Städtetags-Vizepräsident Michael Makurath thematisierte die Zukunft der Digitalisierung an den Schulen. Die Pandemie habe die Ausstattung radikal verändert. Doch nun stelle sich die Frage, wie es weiter geht. Man brauche einen abgestimmten Plan zwischen Land und Kommunen für die weitere Digitalisierung. „Wir haben unsere 650 Millionen Euro schon zwei Jahre vor dem Ende des Digitalpakts Schule des Bundes ausgeschöpft, auch dank der Arbeit des Kultusministeriums.

Schopper: Kommunen sind unsere Partner beim Thema Schule

Nun sehen die Kommunen aber das Land am Zug, seine Lehrkräfte auch weiterhin mit Geräten auszustatten“, so Makurath. Bei 130.000 Lehrerinnen und Lehrern und 1,5 Millionen Schülerinnen und Schülern sei die Aufgabe riesig. Kultusministerin Theresa Schopper kündigte an, den Kommunen ein Gesprächsangebot machen zu wollen. Die Kommunen seien Partner des Landes beim Thema Schule. „Es macht Sinn, dass die Schulträger sich auch um Laptops und Tablets kümmern, da sie die Infrastruktur vor Ort kennen und neue Geräte passend auswählen und integrieren können“, so Schopper. FDP-Fraktionschef Hans-Ulrich Rülke sieht ein Hauptproblem im schleppenden Ausbau der digitalen Infrastruktur. Darunter leide vor allem der Ländliche Raum.

Kretschmann: Kommunen müssen Bildung zur Top-Priorität machen 

Ministerpräsident Winfried Kretschmann hatte in seiner Rede von einer „Verantwortungsgemeinschaft“ zwischen Land und Kommunen gesprochen. In dieser müsse man in allen Fragen der Schulentwicklung gemeinsam nach guten Lösungen suchen. „Auch wenn es darum geht, mehr Gerechtigkeit und mehr Qualität in die Schulen zu bringen“, so Kretschmann.
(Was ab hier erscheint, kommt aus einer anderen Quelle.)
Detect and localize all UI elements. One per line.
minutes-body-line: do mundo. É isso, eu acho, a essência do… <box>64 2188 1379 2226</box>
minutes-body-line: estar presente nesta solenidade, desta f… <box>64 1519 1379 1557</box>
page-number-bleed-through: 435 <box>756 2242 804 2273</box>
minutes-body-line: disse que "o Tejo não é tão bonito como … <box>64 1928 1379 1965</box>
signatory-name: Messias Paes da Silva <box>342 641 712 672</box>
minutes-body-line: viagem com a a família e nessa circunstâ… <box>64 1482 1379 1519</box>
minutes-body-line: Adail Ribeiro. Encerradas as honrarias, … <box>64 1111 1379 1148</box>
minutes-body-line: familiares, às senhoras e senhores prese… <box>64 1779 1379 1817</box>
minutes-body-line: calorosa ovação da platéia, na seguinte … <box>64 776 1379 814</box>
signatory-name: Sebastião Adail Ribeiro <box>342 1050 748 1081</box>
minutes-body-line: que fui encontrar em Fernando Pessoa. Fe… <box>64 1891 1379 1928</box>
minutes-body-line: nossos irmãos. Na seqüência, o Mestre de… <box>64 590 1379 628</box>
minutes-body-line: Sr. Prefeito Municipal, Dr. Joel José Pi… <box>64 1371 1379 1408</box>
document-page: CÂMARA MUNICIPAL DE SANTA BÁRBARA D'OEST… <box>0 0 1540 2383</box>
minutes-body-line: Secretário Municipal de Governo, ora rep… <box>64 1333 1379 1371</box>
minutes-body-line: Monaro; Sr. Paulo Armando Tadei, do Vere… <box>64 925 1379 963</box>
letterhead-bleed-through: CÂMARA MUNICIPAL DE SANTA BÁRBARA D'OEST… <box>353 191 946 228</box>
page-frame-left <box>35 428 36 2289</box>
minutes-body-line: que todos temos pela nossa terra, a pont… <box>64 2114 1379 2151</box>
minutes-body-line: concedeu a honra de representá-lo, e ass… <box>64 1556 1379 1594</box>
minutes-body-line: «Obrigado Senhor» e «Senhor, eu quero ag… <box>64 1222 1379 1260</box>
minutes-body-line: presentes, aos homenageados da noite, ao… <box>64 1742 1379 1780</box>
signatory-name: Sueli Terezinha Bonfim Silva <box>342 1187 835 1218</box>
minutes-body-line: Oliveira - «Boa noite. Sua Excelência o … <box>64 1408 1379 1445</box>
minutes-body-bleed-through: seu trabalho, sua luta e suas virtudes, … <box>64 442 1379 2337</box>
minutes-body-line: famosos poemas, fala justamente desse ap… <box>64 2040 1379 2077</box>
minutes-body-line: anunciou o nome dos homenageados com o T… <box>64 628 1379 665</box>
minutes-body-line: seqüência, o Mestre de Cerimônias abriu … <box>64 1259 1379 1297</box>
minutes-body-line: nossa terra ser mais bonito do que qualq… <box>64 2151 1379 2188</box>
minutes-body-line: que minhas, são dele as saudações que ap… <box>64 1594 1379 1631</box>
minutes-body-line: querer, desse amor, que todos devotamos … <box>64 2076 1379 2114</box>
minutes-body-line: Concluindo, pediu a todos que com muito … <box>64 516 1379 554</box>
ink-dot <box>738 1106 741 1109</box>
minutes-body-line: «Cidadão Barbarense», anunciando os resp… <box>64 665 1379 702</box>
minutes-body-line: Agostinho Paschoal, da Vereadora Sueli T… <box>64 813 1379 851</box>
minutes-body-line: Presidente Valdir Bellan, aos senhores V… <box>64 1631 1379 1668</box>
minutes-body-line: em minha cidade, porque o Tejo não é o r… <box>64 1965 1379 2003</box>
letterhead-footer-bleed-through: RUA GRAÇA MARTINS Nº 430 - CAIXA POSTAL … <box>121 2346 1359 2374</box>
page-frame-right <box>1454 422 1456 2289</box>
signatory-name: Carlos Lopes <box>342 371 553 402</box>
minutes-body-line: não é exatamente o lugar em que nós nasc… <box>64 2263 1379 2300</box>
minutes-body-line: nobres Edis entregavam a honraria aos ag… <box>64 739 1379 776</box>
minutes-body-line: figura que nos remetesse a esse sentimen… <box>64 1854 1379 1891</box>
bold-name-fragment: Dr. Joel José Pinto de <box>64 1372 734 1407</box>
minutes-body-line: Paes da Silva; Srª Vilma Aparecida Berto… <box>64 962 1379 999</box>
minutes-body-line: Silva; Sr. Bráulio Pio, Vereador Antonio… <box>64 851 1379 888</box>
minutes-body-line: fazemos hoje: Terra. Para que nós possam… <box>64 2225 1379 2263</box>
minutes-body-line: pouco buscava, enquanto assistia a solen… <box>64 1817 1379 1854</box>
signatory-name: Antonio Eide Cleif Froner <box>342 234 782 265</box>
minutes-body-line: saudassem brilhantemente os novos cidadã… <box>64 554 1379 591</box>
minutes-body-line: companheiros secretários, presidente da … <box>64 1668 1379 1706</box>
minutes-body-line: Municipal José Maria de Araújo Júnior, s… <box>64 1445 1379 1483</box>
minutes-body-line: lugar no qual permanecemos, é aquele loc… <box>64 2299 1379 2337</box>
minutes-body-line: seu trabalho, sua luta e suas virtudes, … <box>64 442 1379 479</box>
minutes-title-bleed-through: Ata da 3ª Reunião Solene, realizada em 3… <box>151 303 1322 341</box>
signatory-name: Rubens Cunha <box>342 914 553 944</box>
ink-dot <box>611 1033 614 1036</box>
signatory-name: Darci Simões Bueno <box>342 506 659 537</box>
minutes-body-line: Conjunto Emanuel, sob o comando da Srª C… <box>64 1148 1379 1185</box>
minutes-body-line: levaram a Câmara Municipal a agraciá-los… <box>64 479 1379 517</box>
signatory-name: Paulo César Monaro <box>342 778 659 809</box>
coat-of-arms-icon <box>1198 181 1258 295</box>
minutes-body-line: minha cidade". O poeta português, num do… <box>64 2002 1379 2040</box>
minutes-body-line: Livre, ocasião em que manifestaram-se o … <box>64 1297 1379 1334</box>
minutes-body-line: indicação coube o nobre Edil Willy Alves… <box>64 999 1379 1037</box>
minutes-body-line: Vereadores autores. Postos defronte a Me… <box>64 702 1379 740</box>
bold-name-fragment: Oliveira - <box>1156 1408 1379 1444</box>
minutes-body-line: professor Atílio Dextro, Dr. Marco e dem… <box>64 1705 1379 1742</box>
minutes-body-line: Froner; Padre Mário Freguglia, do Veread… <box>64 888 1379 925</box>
Man müsse die Betreuungsangebote verbessern, sagte Kretschmann, und verwies auf Hausaufgabenbetreuung und Mittagessen für Schülerinnen und Schüler. Das Land gebe viel Geld, aber die Kommunen müssten das Thema eben zur Top-Priorität machen.

Grundschulkindern fehlen oft Basiskompetenzen

Die größten Sorgen machten ihm die Grundschulen. Vielen Kindern fehlten Basiskompetenzen, das sei durch Studien belegt. In der Digitalisierung, auch in von Künstlicher Intelligenz gestützten Lernmethoden, sieht Kretschmann große Chancen. Gleichwohl betonte er, dass Schule das „spezifisch menschliche“ stäken müsse, nämlich Empathie, Kreativität, Urteilskraft, kritisches Denken und Handlungsorientierung.

Aras: „Bildungsbegleitung“ institutionalisieren

Landtagspräsidentin Muhterem Aras hatte betont, wie wichtig Lehrerinnen und Lehrer nicht nur als Wissensvermittler sind, sondern auch als Bildungsbegleiter. Eltern von Kindern mit Zuwanderungsgeschichte oder aus schwierigen sozialen Verhältnissen fehlten oft die nötigen Sprach- und Systemkenntnisse, um ihren Kindern bei wichtigen Entscheidungen zu helfen. Aras plädierte deshalb dafür, Bildungsbegleitung zu institutionalisieren, damit diese Kinder nicht abgehängt werden. Lehrerinnen und Lehrer hätten vor allem die Aufgabe, Kinder als Menschen voranzubringen. Im Bezug auf Kinder mit Migrationshintergrund betonte Aras, es sei wichtig, Mehrsprachigkeit als Vorteil wahrzunehmen.